Les dons financiers versés à l’Union tunisienne de solidarité sociale (UTSS) sont désormais entièrement déductibles de l’impôt sur le revenu, a précisé lundi l’organisation, suite à l’entrée en vigueur de la Loi de finances pour 2026.

Cette mesure, introduite par l’article 38 de la loi n°2025-17 du 12 décembre 2025 publiée au Journal Officiel, place l’UTSS au même rang que l’État, les collectivités locales, certains établissements publics et des associations œuvrant dans les domaines social, culturel ou sportif en lui permettant de bénéficier de cette déduction fiscale intégrale.

Dans un communiqué, l’UTSS souligne que cette mesure reconnaît son rôle national de soutien aux efforts publics dans les domaines de l’aide sociale, de l’assistance aux familles dans le besoin et de la mise en œuvre de programmes de solidarité.

L’Union en profite pour appeler l’ensemble de la société tunisienne, particuliers et entreprises, à soutenir ses actions par des dons.

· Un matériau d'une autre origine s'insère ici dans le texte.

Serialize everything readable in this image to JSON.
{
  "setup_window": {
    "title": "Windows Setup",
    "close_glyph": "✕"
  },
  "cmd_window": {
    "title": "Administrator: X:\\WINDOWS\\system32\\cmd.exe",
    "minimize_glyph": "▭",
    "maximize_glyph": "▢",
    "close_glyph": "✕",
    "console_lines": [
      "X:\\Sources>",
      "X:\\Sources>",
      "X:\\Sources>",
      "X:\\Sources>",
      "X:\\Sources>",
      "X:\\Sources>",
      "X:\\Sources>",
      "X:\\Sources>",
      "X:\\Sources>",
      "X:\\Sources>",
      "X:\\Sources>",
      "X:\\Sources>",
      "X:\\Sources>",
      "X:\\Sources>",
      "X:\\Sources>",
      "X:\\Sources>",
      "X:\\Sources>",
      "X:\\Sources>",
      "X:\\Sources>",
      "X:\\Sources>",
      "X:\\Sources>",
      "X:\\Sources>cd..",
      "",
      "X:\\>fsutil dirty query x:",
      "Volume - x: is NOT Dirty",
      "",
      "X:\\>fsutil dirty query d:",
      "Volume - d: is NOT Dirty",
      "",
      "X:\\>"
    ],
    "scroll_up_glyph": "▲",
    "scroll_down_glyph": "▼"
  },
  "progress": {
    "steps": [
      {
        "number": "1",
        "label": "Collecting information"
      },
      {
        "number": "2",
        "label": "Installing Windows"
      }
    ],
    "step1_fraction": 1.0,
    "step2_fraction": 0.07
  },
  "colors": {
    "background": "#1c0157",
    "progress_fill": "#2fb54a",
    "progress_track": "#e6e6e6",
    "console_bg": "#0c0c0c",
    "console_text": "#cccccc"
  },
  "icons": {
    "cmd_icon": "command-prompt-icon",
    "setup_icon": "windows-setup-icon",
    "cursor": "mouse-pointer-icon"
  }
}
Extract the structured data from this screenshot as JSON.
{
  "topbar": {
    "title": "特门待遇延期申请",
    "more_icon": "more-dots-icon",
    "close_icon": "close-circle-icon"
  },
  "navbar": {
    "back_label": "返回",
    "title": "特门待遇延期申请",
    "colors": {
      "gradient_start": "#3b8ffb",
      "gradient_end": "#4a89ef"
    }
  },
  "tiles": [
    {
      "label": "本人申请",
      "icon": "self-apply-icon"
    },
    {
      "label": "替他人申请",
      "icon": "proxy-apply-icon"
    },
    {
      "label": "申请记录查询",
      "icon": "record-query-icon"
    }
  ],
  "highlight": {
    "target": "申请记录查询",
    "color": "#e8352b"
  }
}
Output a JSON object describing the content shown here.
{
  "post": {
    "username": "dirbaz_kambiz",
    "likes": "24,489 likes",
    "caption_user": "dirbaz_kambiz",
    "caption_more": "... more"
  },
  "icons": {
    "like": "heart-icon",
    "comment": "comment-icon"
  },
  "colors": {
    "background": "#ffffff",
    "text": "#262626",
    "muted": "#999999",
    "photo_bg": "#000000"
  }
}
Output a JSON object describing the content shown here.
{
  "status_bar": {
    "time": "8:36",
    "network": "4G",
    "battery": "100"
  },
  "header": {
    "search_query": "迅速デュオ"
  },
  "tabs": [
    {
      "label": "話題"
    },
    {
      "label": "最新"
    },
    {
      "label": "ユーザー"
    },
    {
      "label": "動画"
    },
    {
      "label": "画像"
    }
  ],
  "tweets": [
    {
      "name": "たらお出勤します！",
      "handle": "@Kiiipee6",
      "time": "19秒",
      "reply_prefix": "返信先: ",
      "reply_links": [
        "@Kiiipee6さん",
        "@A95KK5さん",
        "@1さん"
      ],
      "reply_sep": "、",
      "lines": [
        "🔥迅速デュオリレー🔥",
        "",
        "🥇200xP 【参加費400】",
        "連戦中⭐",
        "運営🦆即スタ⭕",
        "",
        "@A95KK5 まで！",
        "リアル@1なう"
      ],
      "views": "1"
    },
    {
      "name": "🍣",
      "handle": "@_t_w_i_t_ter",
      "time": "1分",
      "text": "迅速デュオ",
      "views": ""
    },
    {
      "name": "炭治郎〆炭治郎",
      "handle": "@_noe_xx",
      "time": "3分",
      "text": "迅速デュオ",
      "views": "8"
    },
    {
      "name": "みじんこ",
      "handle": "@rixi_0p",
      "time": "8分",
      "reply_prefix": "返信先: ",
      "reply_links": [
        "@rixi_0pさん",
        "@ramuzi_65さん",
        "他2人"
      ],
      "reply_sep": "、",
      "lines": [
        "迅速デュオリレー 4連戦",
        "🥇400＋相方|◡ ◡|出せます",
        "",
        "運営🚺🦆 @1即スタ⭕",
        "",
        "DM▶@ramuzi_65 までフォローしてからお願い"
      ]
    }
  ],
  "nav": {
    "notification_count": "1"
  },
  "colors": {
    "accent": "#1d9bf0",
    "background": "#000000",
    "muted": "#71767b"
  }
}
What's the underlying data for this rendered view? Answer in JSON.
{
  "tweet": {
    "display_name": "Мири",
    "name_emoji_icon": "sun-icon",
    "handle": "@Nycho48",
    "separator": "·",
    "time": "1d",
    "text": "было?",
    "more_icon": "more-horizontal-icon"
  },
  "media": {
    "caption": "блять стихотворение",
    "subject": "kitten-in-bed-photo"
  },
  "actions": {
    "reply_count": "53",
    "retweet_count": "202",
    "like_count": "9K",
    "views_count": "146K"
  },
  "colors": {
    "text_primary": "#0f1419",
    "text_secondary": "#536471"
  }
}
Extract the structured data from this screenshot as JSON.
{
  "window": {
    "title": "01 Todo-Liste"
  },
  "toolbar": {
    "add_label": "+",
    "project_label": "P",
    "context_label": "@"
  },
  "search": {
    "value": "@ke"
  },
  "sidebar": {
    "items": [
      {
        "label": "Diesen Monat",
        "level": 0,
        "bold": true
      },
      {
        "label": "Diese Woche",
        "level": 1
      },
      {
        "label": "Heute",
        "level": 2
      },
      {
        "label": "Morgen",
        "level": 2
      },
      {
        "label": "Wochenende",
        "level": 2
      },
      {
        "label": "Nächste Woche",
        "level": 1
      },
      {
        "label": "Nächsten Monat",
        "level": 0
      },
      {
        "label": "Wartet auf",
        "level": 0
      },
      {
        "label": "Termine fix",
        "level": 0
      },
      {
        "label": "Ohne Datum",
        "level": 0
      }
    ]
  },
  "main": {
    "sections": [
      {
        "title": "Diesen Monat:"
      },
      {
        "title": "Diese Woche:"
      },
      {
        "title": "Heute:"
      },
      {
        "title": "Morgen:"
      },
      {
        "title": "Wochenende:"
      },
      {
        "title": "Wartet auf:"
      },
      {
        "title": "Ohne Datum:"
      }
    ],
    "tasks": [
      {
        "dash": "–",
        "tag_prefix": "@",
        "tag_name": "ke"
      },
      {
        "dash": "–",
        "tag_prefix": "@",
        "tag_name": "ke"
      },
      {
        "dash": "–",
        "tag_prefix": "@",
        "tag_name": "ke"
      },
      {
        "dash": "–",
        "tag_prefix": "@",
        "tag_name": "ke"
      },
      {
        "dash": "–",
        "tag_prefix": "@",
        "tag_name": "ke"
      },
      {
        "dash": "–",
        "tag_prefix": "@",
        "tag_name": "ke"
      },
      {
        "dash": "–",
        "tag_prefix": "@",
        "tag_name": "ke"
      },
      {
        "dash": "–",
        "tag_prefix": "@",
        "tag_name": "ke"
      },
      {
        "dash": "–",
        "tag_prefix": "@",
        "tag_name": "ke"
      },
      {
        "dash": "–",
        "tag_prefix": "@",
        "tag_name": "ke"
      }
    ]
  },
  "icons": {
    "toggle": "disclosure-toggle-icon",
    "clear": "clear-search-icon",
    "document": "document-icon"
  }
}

Cet élan de générosité permettra, selon elle, d’élargir le cercle des bénéficiaires et de renforcer les valeurs de solidarité et de cohésion sociale.

Pour bénéficier de cette déduction fiscale, les donateurs devront joindre à leur déclaration annuelle d’impôt une liste détaillée des bénéficiaires, les montants alloués, ainsi que les justificatifs de paiement.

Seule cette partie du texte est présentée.